1. Choose (your fats) Wisely
Not all dietary fats are created equal. But when you’re looking online for the best types to choose, you quickly become bombarded with mixed messages – one day eggs are healthy, the next they should be completely avoided. Back in the day, doctors touted the message that more fat in our diets equals clogged arteries; new research has shown this isn’t quite the case. However, it is important to consider the type of fat you’re eating, and remember that fat adds a lot of calories to your diet – so it should be used in moderation. I’ve compiled a quick breakdown on heart-smart fats to choose more often and which to avoid, from top to bottom:

Omega-3 Fats
When it comes to heart health, research has shown that these are the best fats to choose.  Omega -3 fats not only increase our HDL (good) cholesterol in our bodies but they also decrease our triglycerides (unhealthy blood fats), and help to reduce the risk of heart disease. These powerhouse fats are found in fatty fish such as salmon, herring, char, and lake trout. Alternately, a few great plant sources include chia seed, flax seeds, pumpkin seeds and walnuts.

Unsaturated
There are two types of unsaturated fats polyunsaturated, and monounsaturated. The monounsaturated fats help to decrease LDL (bad) cholesterol and increase HDL cholesterol in our bodies – these are the best fats to choose for everyday cooking and eating. Find them in canola oil, olive oil, nuts, seeds and avocado. The polyunsaturated fats can help lower LDL cholesterol if used in moderation and are found in the “S” oils - sunflower, safflower, and soybean oils. 

Saturated
Saturated fats are found in two sources: animal products such as meat and dairy, and some plant products such as coconut and palm oil. These fats cause your body to make more LDL (bad) cholesterol, which increases the risk of blockage in your arteries. This increases your risk of heart attack and stroke. The simple way to distinguish saturated from unsaturated fats? Saturated fats are usually solid at room temperature, whereas unsaturated fats are liquid at room temperature.

Trans
These bad boys are the worst fats; they increase your LDL (bad) cholesterol and decrease your HDL (good) cholesterol. They can be found in processed foods such as fried foods, shortening, and commercially baked goods. Bonus tip, limit foods that have “hydrogenated” on food label ingredient lists.

2. Get Back to Basics
Our modern society’s expectation of fast and efficient as the new norm is having detrimental effects on our country’s health. We’re slowly moving away from the simple life tasks that have kept us healthy for generations. I’m speaking specifically here to good ol’ home cookin’. It’s really as simple as that. Any idea where the majority of sodium, unhealthy fats and excess calories in our diet stem from? You got it, fast and convenience foods – or in technical terms, ultra-processed foods. Interestingly, 75% of the sodium in our diets arises from these processed foods, not the salt shaker on the table. Lowering sodium in your diet helps lower high blood pressure, which is linked to heart disease and stroke. Aim for less than 5% sodium on food labels, use herbs and spices to flavour dishes, and cook with more whole foods.
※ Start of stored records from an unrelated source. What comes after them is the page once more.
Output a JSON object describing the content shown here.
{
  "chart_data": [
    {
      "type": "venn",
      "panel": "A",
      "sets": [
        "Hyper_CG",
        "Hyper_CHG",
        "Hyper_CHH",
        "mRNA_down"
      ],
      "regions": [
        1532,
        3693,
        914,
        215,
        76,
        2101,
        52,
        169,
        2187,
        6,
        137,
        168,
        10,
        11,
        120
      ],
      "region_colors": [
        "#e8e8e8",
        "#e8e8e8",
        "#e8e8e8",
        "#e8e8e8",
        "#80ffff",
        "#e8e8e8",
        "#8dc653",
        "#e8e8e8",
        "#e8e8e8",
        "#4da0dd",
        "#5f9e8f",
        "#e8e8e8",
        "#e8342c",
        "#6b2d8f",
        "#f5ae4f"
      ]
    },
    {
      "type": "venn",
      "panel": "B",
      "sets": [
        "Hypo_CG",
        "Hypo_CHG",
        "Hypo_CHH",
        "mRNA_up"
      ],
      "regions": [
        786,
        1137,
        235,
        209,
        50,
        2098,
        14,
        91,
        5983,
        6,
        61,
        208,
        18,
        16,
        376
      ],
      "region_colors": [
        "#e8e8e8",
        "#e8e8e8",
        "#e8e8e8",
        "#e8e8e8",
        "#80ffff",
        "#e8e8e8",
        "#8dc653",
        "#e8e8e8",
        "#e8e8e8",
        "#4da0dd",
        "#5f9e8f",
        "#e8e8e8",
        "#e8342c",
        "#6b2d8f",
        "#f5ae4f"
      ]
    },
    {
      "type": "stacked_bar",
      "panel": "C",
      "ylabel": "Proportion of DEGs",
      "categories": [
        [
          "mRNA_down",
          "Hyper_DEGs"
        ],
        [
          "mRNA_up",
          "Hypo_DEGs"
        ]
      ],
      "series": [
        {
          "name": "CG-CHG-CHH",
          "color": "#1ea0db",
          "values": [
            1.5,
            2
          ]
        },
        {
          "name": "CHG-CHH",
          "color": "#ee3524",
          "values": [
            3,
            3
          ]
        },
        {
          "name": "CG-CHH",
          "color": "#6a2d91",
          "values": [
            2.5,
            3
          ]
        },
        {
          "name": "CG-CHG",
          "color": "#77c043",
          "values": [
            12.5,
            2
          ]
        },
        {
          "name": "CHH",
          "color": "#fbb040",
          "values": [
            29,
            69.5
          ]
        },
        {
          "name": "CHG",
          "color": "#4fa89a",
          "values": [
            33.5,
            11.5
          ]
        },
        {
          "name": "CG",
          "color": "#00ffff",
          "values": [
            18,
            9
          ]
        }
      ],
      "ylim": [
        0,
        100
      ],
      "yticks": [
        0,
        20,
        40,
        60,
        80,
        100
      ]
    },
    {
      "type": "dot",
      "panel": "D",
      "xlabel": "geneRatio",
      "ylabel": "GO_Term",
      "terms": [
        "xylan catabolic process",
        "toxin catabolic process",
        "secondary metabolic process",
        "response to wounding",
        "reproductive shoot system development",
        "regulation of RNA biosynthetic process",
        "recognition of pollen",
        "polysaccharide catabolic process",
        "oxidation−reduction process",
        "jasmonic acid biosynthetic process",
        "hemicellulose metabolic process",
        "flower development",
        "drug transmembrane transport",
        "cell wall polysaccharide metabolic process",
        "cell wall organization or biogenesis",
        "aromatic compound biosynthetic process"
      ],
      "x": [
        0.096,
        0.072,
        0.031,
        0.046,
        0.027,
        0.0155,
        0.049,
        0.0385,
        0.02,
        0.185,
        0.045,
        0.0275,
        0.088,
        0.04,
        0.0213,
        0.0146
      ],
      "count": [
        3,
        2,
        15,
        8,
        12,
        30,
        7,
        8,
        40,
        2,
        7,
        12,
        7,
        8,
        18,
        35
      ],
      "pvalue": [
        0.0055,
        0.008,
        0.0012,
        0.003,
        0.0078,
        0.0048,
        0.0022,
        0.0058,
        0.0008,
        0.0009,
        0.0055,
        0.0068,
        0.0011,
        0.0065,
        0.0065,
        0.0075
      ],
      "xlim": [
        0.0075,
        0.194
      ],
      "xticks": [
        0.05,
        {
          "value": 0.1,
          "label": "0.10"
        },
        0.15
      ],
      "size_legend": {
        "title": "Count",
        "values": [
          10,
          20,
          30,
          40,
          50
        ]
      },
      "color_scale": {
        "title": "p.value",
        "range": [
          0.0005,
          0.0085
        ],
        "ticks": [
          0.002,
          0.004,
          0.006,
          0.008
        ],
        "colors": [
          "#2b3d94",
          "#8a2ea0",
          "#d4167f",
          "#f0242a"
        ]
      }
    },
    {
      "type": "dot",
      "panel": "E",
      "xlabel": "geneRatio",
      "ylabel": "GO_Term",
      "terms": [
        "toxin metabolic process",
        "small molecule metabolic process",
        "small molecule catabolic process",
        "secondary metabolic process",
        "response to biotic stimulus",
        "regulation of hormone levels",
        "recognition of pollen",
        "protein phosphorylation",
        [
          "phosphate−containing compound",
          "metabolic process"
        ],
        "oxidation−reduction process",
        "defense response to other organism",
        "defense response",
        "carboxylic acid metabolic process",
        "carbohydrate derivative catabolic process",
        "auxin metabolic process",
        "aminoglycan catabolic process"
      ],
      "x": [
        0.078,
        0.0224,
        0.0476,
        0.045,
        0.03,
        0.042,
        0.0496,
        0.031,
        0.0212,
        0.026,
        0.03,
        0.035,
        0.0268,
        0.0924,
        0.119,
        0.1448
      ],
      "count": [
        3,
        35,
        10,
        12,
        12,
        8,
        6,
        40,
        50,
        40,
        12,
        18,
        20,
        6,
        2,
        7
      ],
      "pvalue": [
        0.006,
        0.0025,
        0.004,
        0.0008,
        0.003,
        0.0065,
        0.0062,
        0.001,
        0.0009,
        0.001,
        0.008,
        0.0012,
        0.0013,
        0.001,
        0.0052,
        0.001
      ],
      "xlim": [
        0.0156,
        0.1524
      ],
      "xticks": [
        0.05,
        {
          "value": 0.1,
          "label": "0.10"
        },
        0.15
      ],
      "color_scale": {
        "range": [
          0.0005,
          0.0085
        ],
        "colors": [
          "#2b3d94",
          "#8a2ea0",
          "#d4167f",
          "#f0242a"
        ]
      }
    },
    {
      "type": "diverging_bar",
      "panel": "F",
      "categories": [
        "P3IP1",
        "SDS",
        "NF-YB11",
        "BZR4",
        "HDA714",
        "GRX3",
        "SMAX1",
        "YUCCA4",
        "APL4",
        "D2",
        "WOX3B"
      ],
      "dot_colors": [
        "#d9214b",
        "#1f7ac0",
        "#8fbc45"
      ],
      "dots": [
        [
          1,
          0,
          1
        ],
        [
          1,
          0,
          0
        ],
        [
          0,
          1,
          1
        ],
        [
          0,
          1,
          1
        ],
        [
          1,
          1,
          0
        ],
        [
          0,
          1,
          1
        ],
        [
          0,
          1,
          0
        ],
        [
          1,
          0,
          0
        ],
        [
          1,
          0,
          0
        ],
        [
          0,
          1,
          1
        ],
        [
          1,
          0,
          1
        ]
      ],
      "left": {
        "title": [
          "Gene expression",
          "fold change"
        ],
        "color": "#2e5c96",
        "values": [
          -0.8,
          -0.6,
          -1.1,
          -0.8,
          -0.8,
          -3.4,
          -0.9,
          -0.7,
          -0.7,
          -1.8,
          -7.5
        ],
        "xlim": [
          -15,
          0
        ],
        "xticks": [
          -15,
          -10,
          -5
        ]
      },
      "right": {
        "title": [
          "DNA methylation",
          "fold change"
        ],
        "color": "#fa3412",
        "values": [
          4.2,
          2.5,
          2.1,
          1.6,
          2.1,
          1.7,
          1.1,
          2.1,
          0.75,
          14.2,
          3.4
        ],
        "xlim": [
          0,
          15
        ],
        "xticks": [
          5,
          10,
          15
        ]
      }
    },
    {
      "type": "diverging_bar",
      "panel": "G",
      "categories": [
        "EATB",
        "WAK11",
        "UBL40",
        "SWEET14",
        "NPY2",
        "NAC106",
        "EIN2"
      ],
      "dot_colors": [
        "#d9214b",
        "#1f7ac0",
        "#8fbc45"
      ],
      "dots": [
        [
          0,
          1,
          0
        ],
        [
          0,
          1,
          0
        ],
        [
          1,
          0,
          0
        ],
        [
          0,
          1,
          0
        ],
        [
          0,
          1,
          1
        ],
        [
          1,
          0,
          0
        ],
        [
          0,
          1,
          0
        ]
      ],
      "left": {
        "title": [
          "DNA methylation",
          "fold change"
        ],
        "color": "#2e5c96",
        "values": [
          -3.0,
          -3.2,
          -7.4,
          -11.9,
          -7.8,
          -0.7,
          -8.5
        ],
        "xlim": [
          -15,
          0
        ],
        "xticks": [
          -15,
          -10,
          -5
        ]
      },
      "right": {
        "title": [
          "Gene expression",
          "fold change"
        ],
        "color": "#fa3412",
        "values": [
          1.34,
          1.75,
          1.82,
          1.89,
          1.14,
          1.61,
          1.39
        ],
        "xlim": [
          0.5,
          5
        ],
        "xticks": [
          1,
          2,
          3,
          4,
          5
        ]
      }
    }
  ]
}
3. Exercise Your Hardest Working Muscle
Every day, your heart is tasked with pumping over 7000 litres of blood through your body’s system of blood vessels, which span over 96,500 kilometres – enough to circle around the world twice! It comes with no surprise that your heart needs a regular workout to continue pumping strong. Aim for about 30 minutes of aerobic activity, five days of the week. Some examples of aerobic activity include hiking, swimming and fast-paced walking. The harder you workout, the higher your heart rate rises, meaning your heart is getting even stronger!  Pressed for time? Even a few quick walks during the day is great – just ensure at least ten minutes of continuous, heart-pumping activity to get the best cardiovascular benefit.

The bottom line? Consider using more omega-3 and unsaturated fats in your cooking. Cook your meals at home, with a variety of whole foods. And finally, get out biking, jogging or dancing your way to a healthier heart!